Ярин перевернулся на другой бок и закрыл глаза, и в тот же самый момент за тонкой стенкой прозвенело разбитая тарелка.
В тяжелой от недосыпа голове пульсировали раздражение и злость: соседи в очередной раз испортили ему утро, и с этим ничего нельзя было поделать. На прошедших выходных Ярин уже поучаствовал в соборе общежития, на котором жильцы делились друг с другом насущными проблемами и сообща пытались их решить. Идя на собор, Ярин думал о том, как поднять тему беспокойной семейки, подбирал нужные слова – он не очень-то умел выступать с публичными речами. Но эти приготовления оказались совершенно излишними. Гоблинская чета и так стала основным и единственным вопросом собора.
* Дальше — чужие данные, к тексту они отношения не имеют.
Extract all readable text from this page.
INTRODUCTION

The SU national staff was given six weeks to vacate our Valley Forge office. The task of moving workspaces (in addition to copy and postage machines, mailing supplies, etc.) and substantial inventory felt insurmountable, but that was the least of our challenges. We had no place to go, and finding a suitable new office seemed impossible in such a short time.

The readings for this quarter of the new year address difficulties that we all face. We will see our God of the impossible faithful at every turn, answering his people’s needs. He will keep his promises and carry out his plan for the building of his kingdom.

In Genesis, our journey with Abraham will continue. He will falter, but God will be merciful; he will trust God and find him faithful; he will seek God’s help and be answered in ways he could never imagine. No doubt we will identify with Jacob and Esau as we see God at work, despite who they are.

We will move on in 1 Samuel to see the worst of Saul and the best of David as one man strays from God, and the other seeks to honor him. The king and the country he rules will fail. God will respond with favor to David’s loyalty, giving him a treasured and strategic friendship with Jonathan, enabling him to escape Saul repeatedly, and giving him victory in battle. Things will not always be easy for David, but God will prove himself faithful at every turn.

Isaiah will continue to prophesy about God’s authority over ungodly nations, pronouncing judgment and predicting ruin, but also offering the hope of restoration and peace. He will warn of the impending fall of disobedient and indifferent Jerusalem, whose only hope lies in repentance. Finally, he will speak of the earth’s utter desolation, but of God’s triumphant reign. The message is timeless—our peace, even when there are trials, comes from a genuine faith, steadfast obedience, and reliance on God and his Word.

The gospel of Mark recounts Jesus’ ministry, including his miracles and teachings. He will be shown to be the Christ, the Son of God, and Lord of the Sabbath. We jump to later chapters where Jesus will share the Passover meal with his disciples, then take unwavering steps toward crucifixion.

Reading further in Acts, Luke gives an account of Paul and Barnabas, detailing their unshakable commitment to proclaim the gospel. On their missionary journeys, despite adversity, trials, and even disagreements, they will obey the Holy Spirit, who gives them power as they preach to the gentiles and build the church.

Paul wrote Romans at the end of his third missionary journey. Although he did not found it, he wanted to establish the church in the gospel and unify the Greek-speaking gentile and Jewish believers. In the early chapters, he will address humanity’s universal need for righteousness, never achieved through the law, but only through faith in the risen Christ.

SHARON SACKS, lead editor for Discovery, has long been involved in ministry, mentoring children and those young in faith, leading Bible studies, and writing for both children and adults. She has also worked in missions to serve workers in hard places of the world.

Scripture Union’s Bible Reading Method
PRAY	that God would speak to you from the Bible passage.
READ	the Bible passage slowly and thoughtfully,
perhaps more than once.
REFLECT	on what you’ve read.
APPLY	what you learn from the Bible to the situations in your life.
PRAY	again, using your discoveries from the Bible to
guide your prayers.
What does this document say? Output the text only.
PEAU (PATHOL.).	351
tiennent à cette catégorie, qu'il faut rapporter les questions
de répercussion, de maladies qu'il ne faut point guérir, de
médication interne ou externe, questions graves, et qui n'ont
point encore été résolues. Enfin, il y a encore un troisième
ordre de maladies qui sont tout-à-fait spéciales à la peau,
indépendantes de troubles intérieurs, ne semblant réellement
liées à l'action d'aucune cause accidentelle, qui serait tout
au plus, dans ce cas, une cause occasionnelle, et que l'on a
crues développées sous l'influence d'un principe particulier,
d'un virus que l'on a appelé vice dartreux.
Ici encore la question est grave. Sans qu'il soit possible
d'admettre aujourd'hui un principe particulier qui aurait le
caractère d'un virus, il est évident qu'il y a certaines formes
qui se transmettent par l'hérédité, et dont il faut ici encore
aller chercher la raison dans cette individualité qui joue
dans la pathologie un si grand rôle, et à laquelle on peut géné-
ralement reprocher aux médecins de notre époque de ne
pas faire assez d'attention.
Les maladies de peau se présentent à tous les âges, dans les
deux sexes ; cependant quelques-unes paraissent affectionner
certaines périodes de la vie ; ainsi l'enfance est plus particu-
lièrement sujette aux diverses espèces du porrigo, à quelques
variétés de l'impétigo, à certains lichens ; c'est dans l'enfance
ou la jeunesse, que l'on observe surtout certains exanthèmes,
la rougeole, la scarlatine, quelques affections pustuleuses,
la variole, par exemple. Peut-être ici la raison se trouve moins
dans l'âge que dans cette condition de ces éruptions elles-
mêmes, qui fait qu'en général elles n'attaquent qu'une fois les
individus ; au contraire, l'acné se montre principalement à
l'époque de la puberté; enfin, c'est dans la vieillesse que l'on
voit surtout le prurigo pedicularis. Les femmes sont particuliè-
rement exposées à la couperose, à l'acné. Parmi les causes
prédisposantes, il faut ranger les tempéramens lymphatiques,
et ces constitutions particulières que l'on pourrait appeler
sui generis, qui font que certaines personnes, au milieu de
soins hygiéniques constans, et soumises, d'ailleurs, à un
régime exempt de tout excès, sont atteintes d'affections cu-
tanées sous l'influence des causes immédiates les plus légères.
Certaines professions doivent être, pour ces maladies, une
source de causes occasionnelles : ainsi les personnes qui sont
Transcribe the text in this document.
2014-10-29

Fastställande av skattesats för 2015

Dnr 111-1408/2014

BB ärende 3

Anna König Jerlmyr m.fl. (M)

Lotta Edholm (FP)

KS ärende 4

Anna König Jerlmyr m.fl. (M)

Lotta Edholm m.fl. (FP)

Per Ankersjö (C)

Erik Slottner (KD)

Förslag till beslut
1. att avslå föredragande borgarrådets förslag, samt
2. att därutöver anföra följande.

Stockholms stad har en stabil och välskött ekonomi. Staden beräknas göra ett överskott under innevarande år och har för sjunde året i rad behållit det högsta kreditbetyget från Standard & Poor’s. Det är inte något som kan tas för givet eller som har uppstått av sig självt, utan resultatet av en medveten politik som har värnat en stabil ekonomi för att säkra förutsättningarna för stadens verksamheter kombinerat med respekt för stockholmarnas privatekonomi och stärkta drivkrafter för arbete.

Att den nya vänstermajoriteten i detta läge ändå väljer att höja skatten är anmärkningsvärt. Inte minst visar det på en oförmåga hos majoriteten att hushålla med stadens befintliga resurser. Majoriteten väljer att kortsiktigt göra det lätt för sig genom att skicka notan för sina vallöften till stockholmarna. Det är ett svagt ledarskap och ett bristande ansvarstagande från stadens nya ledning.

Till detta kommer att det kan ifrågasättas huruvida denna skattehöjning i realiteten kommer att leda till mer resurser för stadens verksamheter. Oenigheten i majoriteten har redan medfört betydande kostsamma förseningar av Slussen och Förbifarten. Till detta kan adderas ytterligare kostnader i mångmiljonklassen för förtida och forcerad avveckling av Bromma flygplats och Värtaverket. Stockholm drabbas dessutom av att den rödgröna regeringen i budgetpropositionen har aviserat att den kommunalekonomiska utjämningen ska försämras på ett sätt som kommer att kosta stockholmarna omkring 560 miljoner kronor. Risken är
Формальным поводом к обсуждению послужила огромная, дурно пахнущая куча в коридоре на первом этаже, прямо перед дверью одного из жильцов. Куча пролежала в подъезде уже две недели, и до сих пор никто не решался подступиться к ее уборке. На третий день ее залили какой-то алхимической гадостью, чтобы поотбить запах. На седьмой день над кучей, на парадной двери общежития и на общих кухнях возникло написаное твердым старушачьим почерком послание в стихотворной форме, просвещающее читателя относительно некоторых аспектов гигиены, правил совместной жизни и необходимости убирать за своими собаками – притом, что крупных собак в общежитии не было, а мелкие при всем желании не смогли бы стать причиной столь большого недоразумения. Куча, меж тем, лежала и прела.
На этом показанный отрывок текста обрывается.